En termes plus concrets, nous restons concentrés sur les 12 projets régionaux actuellement en cours dans la zone CEMAC :

  1. Construction d’un pont sur le fleuve Ntem et facilitation du transport, et de la sécurité routière sur la route transnationale Kribi-Campo-Bata reliant le Cameroun et la Guinée équatoriale.
  2. Construction de la voie express Lolabe-Campo (40 km) entre le Cameroun et la Guinée équatoriale.
  3. Construction de la route Ndende-Doussala (144 km) entre le Gabon et le Congo.
  4. Construction de la route Kogo-Akurenam (Sud-Est Guinée équatoriale – Gabon).
  5. Corridor Brazzaville-Ouesso-Bangui-Ndjamena (Congo/RCA/Tchad).
  6. Construction de la route Mbaikoro-Bendja-Bekoninga frontière RCA (109 km) (Tchad/RCA).
  7. Aménagement hydroélectrique de Chollet et des lignes électriques (Cameroun/Congo/Gabon/RCA).
  8. Interconnexion des réseaux électriques entre le Cameroun et le Tchad.
  9. Interconnexion du Cameroun avec les pays de la CEMAC par la fibre optique.
  10. Construction du port sec de Beloko (Corridor Douala - Bangui).
  11. Construction du port sec de Dolisie (Corridor Gabon - Congo).
  12. Université inter-États (Cameroun - Congo).
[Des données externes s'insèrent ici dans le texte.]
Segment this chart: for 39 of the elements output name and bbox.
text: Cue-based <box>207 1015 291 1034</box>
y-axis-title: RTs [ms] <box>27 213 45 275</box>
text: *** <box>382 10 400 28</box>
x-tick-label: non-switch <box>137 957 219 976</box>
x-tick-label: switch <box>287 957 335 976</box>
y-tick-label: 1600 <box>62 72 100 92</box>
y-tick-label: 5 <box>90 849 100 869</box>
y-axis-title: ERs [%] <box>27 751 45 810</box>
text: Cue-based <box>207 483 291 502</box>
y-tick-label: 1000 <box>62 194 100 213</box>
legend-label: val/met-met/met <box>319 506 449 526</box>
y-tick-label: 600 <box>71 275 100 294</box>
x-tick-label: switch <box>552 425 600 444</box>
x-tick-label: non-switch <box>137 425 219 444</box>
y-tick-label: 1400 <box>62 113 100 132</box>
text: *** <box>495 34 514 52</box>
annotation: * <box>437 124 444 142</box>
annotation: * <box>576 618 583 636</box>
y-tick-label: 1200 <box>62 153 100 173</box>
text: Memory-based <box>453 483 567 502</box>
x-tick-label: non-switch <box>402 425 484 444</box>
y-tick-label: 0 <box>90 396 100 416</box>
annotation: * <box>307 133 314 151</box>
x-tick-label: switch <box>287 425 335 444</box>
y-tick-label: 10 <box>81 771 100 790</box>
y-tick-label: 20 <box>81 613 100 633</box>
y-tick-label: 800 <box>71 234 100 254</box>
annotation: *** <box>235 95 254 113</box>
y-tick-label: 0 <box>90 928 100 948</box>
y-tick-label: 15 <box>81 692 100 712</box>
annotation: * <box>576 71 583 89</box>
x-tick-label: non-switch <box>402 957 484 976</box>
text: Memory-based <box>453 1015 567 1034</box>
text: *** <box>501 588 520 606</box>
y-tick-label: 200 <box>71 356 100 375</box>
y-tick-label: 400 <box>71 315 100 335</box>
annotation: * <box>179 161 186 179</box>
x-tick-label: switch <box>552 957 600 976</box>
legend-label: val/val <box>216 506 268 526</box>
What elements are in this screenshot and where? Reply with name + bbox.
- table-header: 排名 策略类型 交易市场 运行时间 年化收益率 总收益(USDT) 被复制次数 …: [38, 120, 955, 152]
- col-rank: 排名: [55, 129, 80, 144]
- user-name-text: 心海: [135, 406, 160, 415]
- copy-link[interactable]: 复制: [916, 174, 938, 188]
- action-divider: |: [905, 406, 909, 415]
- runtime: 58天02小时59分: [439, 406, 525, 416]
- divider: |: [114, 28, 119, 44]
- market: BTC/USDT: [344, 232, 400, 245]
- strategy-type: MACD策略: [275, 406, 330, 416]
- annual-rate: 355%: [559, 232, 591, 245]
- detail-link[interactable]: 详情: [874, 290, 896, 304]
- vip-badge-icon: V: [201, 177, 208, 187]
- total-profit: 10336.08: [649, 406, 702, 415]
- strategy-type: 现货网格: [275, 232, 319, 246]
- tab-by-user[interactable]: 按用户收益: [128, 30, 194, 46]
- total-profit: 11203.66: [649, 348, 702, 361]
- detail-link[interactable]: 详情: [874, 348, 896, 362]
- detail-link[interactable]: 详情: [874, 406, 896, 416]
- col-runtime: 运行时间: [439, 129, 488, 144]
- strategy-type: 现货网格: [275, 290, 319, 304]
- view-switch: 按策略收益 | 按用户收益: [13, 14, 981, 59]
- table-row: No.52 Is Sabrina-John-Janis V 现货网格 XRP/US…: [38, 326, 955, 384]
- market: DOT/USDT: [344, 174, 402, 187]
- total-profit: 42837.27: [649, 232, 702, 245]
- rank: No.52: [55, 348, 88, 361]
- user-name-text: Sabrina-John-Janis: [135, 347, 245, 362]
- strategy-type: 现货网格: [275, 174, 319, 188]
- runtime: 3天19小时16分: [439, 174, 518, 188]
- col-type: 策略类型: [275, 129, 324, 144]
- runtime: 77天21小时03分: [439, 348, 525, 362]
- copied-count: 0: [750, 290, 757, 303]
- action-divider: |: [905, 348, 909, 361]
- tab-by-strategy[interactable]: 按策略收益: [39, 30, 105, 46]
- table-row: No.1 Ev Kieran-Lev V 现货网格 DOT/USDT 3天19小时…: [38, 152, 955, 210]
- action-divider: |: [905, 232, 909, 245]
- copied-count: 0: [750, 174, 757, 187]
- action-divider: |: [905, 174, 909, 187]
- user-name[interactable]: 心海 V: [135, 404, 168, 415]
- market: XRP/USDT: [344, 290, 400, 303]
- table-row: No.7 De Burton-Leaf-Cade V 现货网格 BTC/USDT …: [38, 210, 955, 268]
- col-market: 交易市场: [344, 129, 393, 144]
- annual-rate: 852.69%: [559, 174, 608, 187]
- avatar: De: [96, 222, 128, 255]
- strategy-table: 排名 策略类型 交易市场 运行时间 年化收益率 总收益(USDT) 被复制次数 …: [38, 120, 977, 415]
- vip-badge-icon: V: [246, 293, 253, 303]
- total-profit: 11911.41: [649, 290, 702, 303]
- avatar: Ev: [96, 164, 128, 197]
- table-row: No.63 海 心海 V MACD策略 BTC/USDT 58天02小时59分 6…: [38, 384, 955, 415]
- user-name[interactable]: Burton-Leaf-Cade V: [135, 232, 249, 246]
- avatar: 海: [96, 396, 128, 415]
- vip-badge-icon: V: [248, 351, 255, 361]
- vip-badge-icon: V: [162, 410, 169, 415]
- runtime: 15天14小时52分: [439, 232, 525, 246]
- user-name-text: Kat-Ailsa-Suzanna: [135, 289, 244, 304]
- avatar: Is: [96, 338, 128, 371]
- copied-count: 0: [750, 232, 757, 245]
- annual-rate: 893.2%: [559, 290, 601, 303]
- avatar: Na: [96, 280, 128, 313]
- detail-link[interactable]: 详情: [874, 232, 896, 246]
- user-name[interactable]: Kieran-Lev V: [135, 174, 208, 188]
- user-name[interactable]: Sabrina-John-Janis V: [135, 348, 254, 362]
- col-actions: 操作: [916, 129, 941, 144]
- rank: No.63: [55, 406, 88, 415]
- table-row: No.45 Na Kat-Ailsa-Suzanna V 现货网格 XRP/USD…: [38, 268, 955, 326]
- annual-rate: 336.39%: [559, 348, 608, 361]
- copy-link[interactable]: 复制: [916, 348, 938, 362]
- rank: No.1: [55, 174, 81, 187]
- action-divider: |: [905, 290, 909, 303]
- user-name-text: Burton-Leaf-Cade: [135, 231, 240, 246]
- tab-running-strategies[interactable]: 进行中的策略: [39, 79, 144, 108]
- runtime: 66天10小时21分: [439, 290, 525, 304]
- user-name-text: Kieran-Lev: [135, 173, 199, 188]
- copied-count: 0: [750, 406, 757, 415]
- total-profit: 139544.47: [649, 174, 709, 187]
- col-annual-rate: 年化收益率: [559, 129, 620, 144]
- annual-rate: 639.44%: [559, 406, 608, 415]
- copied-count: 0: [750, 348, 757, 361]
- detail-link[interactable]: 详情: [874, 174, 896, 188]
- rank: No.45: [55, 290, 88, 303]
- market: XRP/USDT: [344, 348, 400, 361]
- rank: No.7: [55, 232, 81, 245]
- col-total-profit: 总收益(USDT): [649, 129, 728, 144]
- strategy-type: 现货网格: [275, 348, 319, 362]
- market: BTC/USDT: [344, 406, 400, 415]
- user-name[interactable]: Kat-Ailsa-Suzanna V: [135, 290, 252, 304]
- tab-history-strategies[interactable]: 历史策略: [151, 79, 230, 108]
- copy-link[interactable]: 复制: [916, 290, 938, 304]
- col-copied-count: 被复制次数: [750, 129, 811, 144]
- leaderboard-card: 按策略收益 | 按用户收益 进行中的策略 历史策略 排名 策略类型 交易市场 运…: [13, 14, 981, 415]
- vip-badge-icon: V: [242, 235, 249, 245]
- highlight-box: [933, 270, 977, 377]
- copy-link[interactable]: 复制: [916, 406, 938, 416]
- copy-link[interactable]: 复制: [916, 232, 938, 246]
Le coût estimatif global de ces projets s’élève à 2 819,2 milliards de FCFA, dont 255,8 milliards de FCFA de ressources ont déjà été mobilisées par les États membres et par les partenaires techniques et financiers. Les financements restant à mobiliser auprès des partenaires techniques et financiers s’élèvent à 2 563,4 milliards de FCFA. Il est à noter que certains projets dans les domaines de l’électricité, de la fibre optique et des infrastructures portuaires sont de nature à intéresser des investisseurs pour la structuration en partenariats publics et privés (PPP). Cette configuration atténuerait les besoins à couvrir par des emprunts auprès des bailleurs.

IC : L’Afrique centrale pourra-t-elle se relever de tous ces chocs ? Comment ?

SK : Nous n’avons aucun doute et restons prioritairement concentrés sur l’urgence pour préserver les acquis. En effet, non seulement l’Afrique centrale a les moyens de se relever, mais elle se relèvera à l’instar du continent. Restons solidaires, responsables et agissons de manière coordonnée avec les autres partenaires. La Banque africaine de développement est aux côtés de la sous-région pour l’appuyer comme elle le fait d’ailleurs à l’occasion de la préparation de la riposte à la pandémie du coronavirus.

Par ailleurs, comme indiqué précédemment, au-delà de la pandémie, ce sont des questions plus structurelles, auxquelles il faudra s’attaquer. La crise sanitaire a révélé aussi le besoin d’espaces sous-régionaux capables de satisfaire la plupart de leurs propres besoins immédiats, notamment alimentaires et sanitaires, plutôt que de dépendre d’importations de pays lointains et de risquer de perdre du temps en chemin.